By Andy Sambidge
Emirate jumps six places to 23rd in Economist ranking of most competitive cities in 2025
Dubai has jumped up a new global list predicting the world's most competitive cities in 2025.
The emirate has risen six places from last year's edition of the Economist Intelligence Unit’s (EIU) list to 23rd, making it the top ranked city in the Middle East.
The Hot Spots 2025: Benchmarking the Future Competitiveness of Cities study, which was commissioned by Citi, lists a total of 120 cities.
Doha placed 24th, a rise of 14 places from 2012 while Abu Dhabi (39th) improved by two places.
Kuwait City was placed 63rd, rising 12 places, Muscat was ranked 64th, up 14 places; while Riyadh was 87th, rising 11 places.
“Dubai is a good all-round performer and improves its ranking in seven out of eight categories. Its competitiveness is in part owing to the fact that the city has been planning actively for a future without petrochemicals for some time,” the report said.
Globally, the 10 most competitive cities in 2025 are forecast to be New York (1st), London (2nd), Singapore (3rd), Hong Kong (4th), Tokyo (5th), Sydney (6th), Paris (7th), Stockholm (8th), Chicago (9th), and Toronto (10th).

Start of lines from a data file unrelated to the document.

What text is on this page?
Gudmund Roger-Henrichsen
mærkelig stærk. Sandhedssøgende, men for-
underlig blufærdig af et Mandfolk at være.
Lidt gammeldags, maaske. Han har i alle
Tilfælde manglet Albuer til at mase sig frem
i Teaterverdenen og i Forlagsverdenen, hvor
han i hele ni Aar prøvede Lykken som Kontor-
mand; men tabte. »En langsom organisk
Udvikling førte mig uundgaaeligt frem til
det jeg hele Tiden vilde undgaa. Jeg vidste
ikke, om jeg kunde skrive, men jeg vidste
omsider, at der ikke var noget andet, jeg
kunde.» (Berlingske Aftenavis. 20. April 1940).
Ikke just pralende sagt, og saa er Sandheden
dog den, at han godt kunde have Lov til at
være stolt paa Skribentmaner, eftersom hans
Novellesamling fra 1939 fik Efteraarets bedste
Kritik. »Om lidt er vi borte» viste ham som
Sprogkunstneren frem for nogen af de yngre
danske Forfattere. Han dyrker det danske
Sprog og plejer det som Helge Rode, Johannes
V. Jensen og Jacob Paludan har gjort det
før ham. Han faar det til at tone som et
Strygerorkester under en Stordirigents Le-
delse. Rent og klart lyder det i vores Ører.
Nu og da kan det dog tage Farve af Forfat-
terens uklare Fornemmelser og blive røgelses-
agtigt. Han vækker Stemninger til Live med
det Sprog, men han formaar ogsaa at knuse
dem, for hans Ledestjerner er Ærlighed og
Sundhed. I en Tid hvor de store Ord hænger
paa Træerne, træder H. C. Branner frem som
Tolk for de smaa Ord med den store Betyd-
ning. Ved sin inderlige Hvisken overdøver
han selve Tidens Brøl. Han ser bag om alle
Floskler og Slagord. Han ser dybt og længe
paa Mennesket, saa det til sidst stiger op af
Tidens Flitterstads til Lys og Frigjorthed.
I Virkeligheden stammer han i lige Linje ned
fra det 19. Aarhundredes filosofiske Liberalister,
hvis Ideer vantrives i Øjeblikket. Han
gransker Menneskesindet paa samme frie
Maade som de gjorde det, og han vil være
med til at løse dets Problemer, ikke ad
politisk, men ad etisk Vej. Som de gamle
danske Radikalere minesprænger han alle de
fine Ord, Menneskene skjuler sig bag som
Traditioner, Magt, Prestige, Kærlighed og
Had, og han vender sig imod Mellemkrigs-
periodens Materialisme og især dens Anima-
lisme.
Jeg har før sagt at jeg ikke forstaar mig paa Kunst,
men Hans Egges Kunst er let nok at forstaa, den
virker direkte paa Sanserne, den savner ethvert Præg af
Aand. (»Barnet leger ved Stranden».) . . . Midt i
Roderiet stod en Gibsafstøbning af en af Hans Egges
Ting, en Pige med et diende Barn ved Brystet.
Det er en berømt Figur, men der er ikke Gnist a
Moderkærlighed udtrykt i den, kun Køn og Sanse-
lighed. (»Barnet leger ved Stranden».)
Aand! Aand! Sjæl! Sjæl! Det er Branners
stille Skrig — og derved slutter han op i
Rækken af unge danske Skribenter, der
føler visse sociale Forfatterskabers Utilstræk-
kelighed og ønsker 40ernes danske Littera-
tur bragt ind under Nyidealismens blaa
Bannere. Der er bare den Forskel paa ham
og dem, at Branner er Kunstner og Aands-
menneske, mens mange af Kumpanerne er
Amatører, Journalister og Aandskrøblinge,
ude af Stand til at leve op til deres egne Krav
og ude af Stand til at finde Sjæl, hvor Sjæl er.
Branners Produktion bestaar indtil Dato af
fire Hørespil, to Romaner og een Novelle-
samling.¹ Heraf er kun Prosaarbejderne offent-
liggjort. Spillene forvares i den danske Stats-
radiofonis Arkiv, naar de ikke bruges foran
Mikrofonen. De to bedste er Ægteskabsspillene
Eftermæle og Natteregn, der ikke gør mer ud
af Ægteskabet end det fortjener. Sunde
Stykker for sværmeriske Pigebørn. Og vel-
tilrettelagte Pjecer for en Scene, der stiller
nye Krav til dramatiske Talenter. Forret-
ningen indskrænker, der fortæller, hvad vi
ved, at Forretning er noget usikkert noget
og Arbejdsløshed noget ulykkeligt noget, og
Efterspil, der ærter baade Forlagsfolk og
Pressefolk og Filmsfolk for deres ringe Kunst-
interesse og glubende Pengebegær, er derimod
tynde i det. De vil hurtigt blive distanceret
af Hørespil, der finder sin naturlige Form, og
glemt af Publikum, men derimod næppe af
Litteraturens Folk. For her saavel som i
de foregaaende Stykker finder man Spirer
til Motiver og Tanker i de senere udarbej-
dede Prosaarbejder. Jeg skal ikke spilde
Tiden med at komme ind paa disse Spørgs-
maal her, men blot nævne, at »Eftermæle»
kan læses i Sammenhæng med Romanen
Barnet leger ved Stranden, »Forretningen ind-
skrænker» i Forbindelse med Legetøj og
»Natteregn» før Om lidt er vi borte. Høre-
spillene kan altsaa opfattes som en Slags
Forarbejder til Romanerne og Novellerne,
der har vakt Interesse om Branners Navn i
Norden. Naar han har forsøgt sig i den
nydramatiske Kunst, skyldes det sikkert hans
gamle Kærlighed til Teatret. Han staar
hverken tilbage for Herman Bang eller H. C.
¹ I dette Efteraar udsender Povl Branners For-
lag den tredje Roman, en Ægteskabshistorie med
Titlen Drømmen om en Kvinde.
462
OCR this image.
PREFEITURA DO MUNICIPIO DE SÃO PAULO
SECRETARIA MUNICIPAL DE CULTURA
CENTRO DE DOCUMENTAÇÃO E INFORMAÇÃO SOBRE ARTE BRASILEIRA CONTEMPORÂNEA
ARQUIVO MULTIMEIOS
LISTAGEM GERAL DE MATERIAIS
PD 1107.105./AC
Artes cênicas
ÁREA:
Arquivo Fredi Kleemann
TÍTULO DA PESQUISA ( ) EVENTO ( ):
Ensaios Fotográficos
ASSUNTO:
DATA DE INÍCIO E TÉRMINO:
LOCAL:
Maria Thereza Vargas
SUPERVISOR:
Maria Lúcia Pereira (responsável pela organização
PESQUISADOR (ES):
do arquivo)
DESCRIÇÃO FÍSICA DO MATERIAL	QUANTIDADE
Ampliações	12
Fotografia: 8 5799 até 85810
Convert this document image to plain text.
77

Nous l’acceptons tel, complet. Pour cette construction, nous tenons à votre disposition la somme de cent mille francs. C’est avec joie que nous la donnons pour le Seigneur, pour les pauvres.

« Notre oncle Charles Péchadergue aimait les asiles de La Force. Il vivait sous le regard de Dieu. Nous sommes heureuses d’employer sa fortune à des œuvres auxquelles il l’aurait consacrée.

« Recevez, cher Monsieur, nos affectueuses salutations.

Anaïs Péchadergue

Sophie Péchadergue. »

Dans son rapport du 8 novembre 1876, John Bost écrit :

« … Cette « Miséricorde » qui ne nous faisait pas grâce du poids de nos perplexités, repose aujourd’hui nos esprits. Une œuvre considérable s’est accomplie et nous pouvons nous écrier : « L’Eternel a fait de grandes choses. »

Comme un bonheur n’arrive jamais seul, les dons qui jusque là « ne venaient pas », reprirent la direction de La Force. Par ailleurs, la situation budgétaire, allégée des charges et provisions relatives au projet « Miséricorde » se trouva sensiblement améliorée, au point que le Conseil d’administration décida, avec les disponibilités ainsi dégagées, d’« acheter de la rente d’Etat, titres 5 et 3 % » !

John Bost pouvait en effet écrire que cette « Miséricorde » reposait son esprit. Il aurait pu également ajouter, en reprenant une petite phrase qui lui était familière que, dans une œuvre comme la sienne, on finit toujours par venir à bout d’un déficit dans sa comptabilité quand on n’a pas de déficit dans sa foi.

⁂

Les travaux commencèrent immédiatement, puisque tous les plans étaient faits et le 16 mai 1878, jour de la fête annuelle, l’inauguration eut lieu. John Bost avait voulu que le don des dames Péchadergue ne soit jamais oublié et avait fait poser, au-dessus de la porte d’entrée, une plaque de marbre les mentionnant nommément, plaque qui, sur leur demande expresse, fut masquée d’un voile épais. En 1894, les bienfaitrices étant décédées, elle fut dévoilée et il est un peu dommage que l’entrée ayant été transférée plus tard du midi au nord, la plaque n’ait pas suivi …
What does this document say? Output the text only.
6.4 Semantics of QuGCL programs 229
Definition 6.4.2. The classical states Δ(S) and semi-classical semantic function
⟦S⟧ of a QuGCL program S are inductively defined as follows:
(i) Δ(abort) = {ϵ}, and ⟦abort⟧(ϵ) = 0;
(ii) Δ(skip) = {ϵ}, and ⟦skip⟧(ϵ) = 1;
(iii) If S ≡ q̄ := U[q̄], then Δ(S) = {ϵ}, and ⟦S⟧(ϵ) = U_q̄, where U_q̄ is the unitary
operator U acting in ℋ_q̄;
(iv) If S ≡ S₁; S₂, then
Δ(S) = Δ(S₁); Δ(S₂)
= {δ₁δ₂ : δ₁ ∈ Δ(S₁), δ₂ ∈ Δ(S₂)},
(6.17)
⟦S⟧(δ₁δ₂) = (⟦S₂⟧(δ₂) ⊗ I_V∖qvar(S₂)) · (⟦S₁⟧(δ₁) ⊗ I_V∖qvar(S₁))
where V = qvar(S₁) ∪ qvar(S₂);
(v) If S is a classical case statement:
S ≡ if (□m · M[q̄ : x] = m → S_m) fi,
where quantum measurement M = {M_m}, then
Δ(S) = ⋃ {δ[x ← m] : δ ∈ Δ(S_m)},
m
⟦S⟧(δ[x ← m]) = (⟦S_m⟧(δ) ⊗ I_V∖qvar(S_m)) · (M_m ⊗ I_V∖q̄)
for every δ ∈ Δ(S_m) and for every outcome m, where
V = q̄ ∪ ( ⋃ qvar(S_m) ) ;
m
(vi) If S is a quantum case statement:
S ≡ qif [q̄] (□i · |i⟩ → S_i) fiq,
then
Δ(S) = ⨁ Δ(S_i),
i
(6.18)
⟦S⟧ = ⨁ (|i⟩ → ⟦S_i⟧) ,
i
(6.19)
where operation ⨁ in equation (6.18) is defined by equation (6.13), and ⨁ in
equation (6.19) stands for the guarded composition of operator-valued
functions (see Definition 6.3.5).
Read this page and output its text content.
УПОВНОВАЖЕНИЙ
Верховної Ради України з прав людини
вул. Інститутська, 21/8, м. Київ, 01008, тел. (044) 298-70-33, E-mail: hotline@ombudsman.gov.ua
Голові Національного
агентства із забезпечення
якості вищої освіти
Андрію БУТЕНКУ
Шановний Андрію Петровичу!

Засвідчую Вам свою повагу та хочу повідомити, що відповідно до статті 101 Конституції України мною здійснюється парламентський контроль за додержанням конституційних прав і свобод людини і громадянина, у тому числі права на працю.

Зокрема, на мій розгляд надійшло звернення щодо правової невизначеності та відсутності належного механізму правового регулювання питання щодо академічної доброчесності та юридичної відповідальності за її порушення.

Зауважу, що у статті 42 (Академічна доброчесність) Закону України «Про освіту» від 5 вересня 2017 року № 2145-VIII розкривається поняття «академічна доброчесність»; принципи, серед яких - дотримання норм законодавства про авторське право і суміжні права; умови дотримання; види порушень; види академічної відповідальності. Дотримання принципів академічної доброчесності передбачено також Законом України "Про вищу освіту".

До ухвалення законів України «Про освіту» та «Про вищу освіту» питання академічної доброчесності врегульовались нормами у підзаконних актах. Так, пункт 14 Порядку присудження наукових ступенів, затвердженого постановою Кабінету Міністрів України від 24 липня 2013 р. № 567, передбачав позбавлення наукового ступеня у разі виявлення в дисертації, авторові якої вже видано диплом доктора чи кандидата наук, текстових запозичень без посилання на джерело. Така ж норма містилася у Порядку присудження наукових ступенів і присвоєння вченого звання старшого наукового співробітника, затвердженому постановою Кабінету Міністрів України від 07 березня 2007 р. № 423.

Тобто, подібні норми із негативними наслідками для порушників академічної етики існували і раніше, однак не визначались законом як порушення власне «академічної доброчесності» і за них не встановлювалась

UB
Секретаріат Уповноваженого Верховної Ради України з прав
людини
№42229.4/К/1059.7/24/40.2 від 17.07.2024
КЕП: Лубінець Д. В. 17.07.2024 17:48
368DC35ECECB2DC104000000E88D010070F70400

"Around the world, cities continue to evolve as the centres of innovation and engines of economic growth," said Citi CEO Michael Corbat. "Core to Citi's strategy is a focus on the 150 cities we believe will shape the world in the years ahead."
"Major cities in India, Brazil, and other emerging markets are expected to improve their competitive position and gain ground on many cities in more established economies," added Leo Abruzzese, the EIU's global forecasting director.
"Strong economic growth, improving physical infrastructure, and increasingly skilled labour forces will boost emerging cities' competitiveness, though North American and Western European cities will ultimately retain their competitive advantage."
The study ranked across eight distinct categories of competitiveness and 32 individual indicators. Categories included economic strength, physical capital, financial maturity, institutional character, human capital, global appeal, social and cultural character, and environmental and natural hazards.
Sao Paulo, Incheon and Mumbai were top movers between 2012 and 2025 while New York continued its reign as the world's most competitive city.
According to the forecast, New York is the most competitive city today, and will remain so through 2025. It tops the rankings in terms of financial maturity, and is among the most competitive in institutional character and economic strength.
It added that the Eurozone crisis will impact cities in Southern and Eastern Europe, creating a 'competitiveness divide' in the region.
For example, Madrid (joint 46th), Rome (68th), and Bucharest (80th) all fell in the rankings from 2012 to 2025.
It will rise even further thanks to the futuristic vision of the Ruler of Dubai.